スポーツ選手のユニフォームや用具に掲出されるスポンサー企業の広告は、チーム・選手の活動を支える重要なもの。その広告が世間に広くアピールされることによって、チームや選手は広告収入を得ることができ、活動することができます。

したがって、選手側もその広告の露出には常に気を配る必要があります。スキーの選手がインタビューを受ける際にスキー板についた雪を払うのも、板に掲出されたスポンサーのロゴが雪で隠れてしまうのを防ぐためだったりするのです。

そんな中、サッカーにおいてはひとつ厄介な問題があります。

それは、俗にキャプテンマークと呼ばれる腕章によって、ユニフォームの袖の広告が隠れてしまうことです。Jリーグの場合、ユニフォームの袖に掲出できる広告は「左腕の袖にひとつ」と決まっています。右腕の袖にはJリーグが指定する大会マーク(Jリーグのロゴなど)を掲出することになっており、広告は掲出できません。

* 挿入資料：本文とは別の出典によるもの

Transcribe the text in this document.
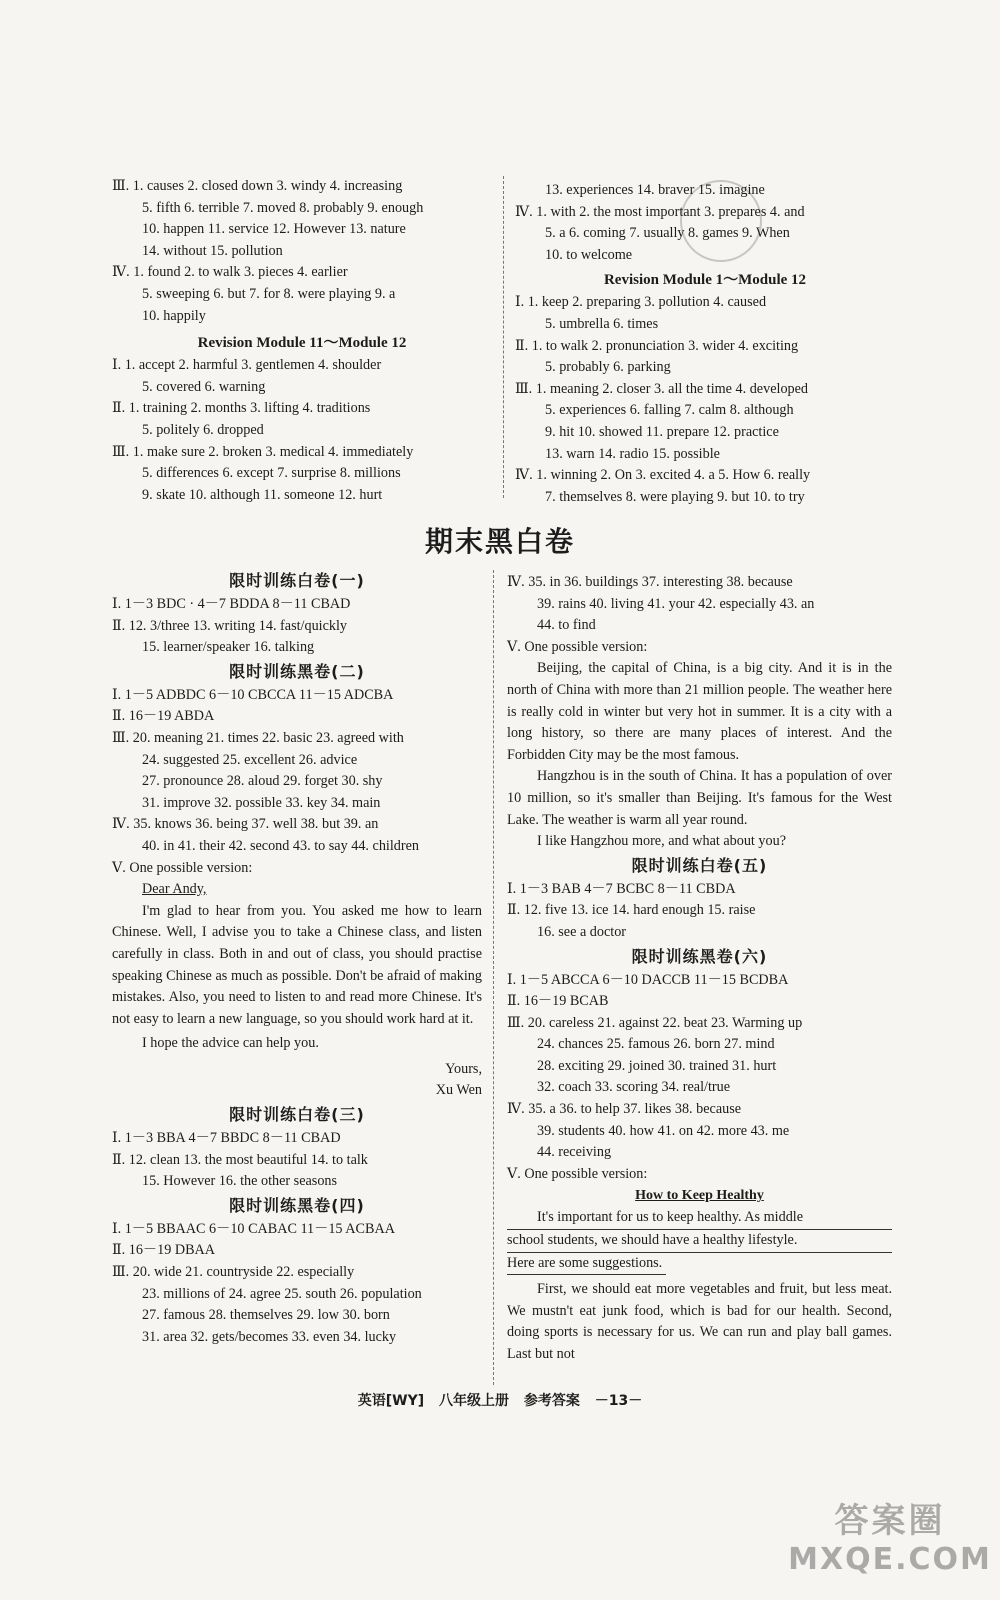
Ⅲ. 1. causes 2. closed down 3. windy 4. increasing
5. fifth 6. terrible 7. moved 8. probably 9. enough
10. happen 11. service 12. However 13. nature
14. without 15. pollution
Ⅳ. 1. found 2. to walk 3. pieces 4. earlier
5. sweeping 6. but 7. for 8. were playing 9. a
10. happily
Revision Module 11～Module 12
Ⅰ. 1. accept 2. harmful 3. gentlemen 4. shoulder
5. covered 6. warning
Ⅱ. 1. training 2. months 3. lifting 4. traditions
5. politely 6. dropped
Ⅲ. 1. make sure 2. broken 3. medical 4. immediately
5. differences 6. except 7. surprise 8. millions
9. skate 10. although 11. someone 12. hurt
13. experiences 14. braver 15. imagine
Ⅳ. 1. with 2. the most important 3. prepares 4. and
5. a 6. coming 7. usually 8. games 9. When
10. to welcome
Revision Module 1～Module 12
Ⅰ. 1. keep 2. preparing 3. pollution 4. caused
5. umbrella 6. times
Ⅱ. 1. to walk 2. pronunciation 3. wider 4. exciting
5. probably 6. parking
Ⅲ. 1. meaning 2. closer 3. all the time 4. developed
5. experiences 6. falling 7. calm 8. although
9. hit 10. showed 11. prepare 12. practice
13. warn 14. radio 15. possible
Ⅳ. 1. winning 2. On 3. excited 4. a 5. How 6. really
7. themselves 8. were playing 9. but 10. to try
期末黑白卷
限时训练白卷(一)
Ⅰ. 1－3 BDC · 4－7 BDDA 8－11 CBAD
Ⅱ. 12. 3/three 13. writing 14. fast/quickly
15. learner/speaker 16. talking
限时训练黑卷(二)
Ⅰ. 1－5 ADBDC 6－10 CBCCA 11－15 ADCBA
Ⅱ. 16－19 ABDA
Ⅲ. 20. meaning 21. times 22. basic 23. agreed with
24. suggested 25. excellent 26. advice
27. pronounce 28. aloud 29. forget 30. shy
31. improve 32. possible 33. key 34. main
Ⅳ. 35. knows 36. being 37. well 38. but 39. an
40. in 41. their 42. second 43. to say 44. children
Ⅴ. One possible version:
Dear Andy,
I'm glad to hear from you. You asked me how to learn Chinese. Well, I advise you to take a Chinese class, and listen carefully in class. Both in and out of class, you should practise speaking Chinese as much as possible. Don't be afraid of making mistakes. Also, you need to listen to and read more Chinese. It's not easy to learn a new language, so you should work hard at it.
I hope the advice can help you.
Yours,
Xu Wen
限时训练白卷(三)
Ⅰ. 1－3 BBA 4－7 BBDC 8－11 CBAD
Ⅱ. 12. clean 13. the most beautiful 14. to talk
15. However 16. the other seasons
限时训练黑卷(四)
Ⅰ. 1－5 BBAAC 6－10 CABAC 11－15 ACBAA
Ⅱ. 16－19 DBAA
Ⅲ. 20. wide 21. countryside 22. especially
23. millions of 24. agree 25. south 26. population
27. famous 28. themselves 29. low 30. born
31. area 32. gets/becomes 33. even 34. lucky
Ⅳ. 35. in 36. buildings 37. interesting 38. because
39. rains 40. living 41. your 42. especially 43. an
44. to find
Ⅴ. One possible version:
Beijing, the capital of China, is a big city. And it is in the north of China with more than 21 million people. The weather here is really cold in winter but very hot in summer. It is a city with a long history, so there are many places of interest. And the Forbidden City may be the most famous.
Hangzhou is in the south of China. It has a population of over 10 million, so it's smaller than Beijing. It's famous for the West Lake. The weather is warm all year round.
I like Hangzhou more, and what about you?
限时训练白卷(五)
Ⅰ. 1－3 BAB 4－7 BCBC 8－11 CBDA
Ⅱ. 12. five 13. ice 14. hard enough 15. raise
16. see a doctor
限时训练黑卷(六)
Ⅰ. 1－5 ABCCA 6－10 DACCB 11－15 BCDBA
Ⅱ. 16－19 BCAB
Ⅲ. 20. careless 21. against 22. beat 23. Warming up
24. chances 25. famous 26. born 27. mind
28. exciting 29. joined 30. trained 31. hurt
32. coach 33. scoring 34. real/true
Ⅳ. 35. a 36. to help 37. likes 38. because
39. students 40. how 41. on 42. more 43. me
44. receiving
Ⅴ. One possible version:
How to Keep Healthy
It's important for us to keep healthy. As middle
school students, we should have a healthy lifestyle.
Here are some suggestions.
First, we should eat more vegetables and fruit, but less meat. We mustn't eat junk food, which is bad for our health. Second, doing sports is necessary for us. We can run and play ball games. Last but not
英语[WY] 八年级上册 参考答案 －13－
答案圈
MXQE.COM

もし右利きの選手がキャプテンマークを巻こうとしたらどうなるか。普通に利き手の反対側にキャプテンマークを巻くと、左袖の大事な広告が隠れてしまうのです。じゃあそうならないようにハチマキとかタスキとかでキャプテンを示せばいいような気もしますが、Jリーグではキャプテンを示すために「アームバンドを巻く」という規定になっています。アームバンドでなければいけないのです。(参考 Jリーグユニフォーム要項:http://www.jleague.jp/docs/aboutj/regulation/23.pdf

これは困った、ということでチームごとに対応が生まれることになります。袖広告を避けるようにして、肩に近い位置までキャプテンマークを上げるパターン。頑張って右袖にキャプテンマークをつけるパターン。特に何も考えず、左腕にキャプテンマークを巻くパターンなどです。

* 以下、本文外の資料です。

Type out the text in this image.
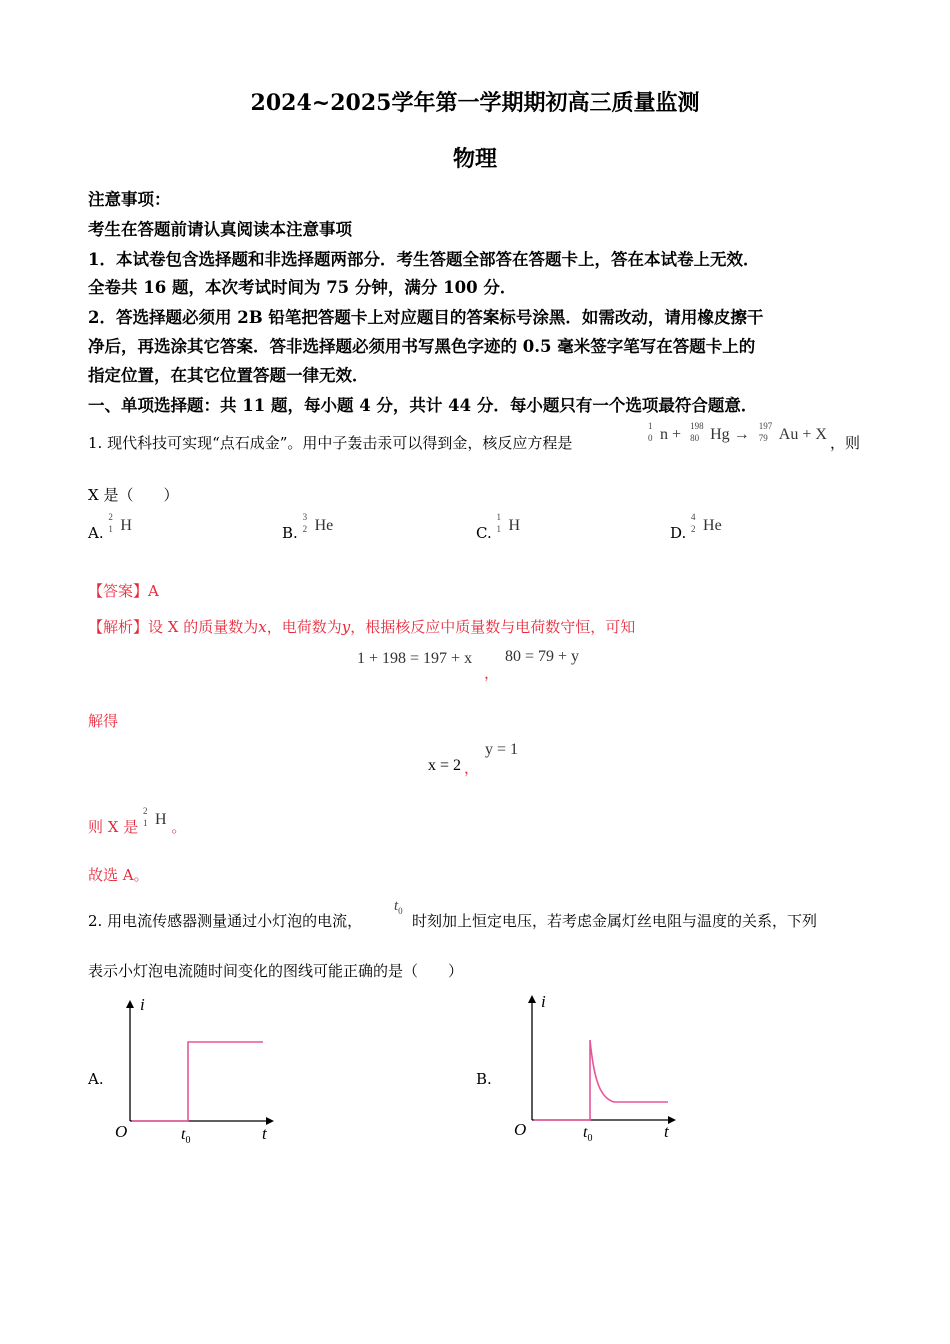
2024~2025学年第一学期期初高三质量监测
物理
注意事项：
考生在答题前请认真阅读本注意事项
1．本试卷包含选择题和非选择题两部分．考生答题全部答在答题卡上，答在本试卷上无效．
全卷共 16 题，本次考试时间为 75 分钟，满分 100 分．
2．答选择题必须用 2B 铅笔把答题卡上对应题目的答案标号涂黑．如需改动，请用橡皮擦干
净后，再选涂其它答案．答非选择题必须用书写黑色字迹的 0.5 毫米签字笔写在答题卡上的
指定位置，在其它位置答题一律无效．
一、单项选择题：共 11 题，每小题 4 分，共计 44 分．每小题只有一个选项最符合题意．
1. 现代科技可实现“点石成金”。用中子轰击汞可以得到金，核反应方程是
1
0 n + 198
80 Hg → 197
79 Au + X ，则
X 是（　　）
A.
2
1 H	B.
3
2 He	C.
1
1 H	D.
4
2 He
【答案】A
【解析】设 X 的质量数为x，电荷数为y，根据核反应中质量数与电荷数守恒，可知
1 + 198 = 197 + x
，
80 = 79 + y
解得
x = 2 ，
y = 1
则 X 是
2
1 H 。
故选 A。
2. 用电流传感器测量通过小灯泡的电流，
$t_0$
时刻加上恒定电压，若考虑金属灯丝电阻与温度的关系，下列
表示小灯泡电流随时间变化的图线可能正确的是（　　）
A.
i
O	$t_0$	t
B.
i
O	$t_0$	t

何も考えないパターンの場合どうなるかというと、キャプテンマークで袖広告が隠れるばかりか、キャプテンマークに最初から書いてあるナイキやアディダス、プーマなど用具メーカーのロゴで袖広告が上書きされる格好になってしまうのです。これでは袖広告を掲出したスポンサーさんもガッカリですよね。

どうやら、ユニフォームについては細かい規定があるものの、キャプテンマークについてはそこまでの縛りがない模様。多くのチームは用具メーカーが販売しているものをそのまま使用しており、その結果、メーカーのロゴが大きく表示されてしまったりするのです。

また、さらに自由なパターンでは名古屋グランパスの闘莉王さんがキャプテンをつとめる際は、キャプテンマークにチームエンブレムや日の丸、あるいは「闘え!」というメッセージを記載していることもあり、グレーな遊びかたも可能である模様。(参考画像 2015年3月22日のJ1リーグ第3節での闘莉王さんのキャプテンマーク:http://nagoya-grampus.jp/fan/photogallery/assets_c/2015/03/150322-game-05.jpg

このグレーゾーンに目をつけたチームがジュビロ磐田ジュビロ磐田では、左袖に浜松ホトニクス株式会社の広告を掲出しているのですが、何とキャプテンマークにも同社のロゴを記載しているのです。これであれば、何も考えずに左腕にキャプテンマークを巻いても、スポンサーの袖広告が見えなくなることはありません。かなりグレーゾーンな気がしますが、上手いことを考えたものです。

しかし、それに飽き足らず、さらなる広告効果アップを目指したのがジュビロ磐田松井大輔さん。松井さんは「そもそも袖の上にキャプテンマークを巻く必要があるのだろうか?」という根本的な部分に突っ込んでいきます。何と4月29日のJ2リーグ第10節において、松井さんは袖より完全に下、剥き出しの素肌のヒジあたりにキャプテンマークを巻くという着こなしを見せたのです。(参考画像 2015年4月29日のJ2リーグ第10節での松井大輔さんのキャプテンマーク:http://www.jubilo-iwata.co.jp/lib/images/photo/archive/150429_09.jpg

これにより、松井さんはスポンサーの袖広告を普通に見せたうえで、キャプテンマークに掲出した広告と合わせて「袖広告ダブル掲出」を達成することになったのです。単にバンドがキツくて上まであげられなかっただけかもしれませんが、結果的に広告効果は2倍となりました。こうした細かい気遣いがスポンサーを喜ばせるのだとしたら、ほかのチームも松井流着こなしを参考にしたほうがいいかもしれません。広告効果、あげていきたいですからね。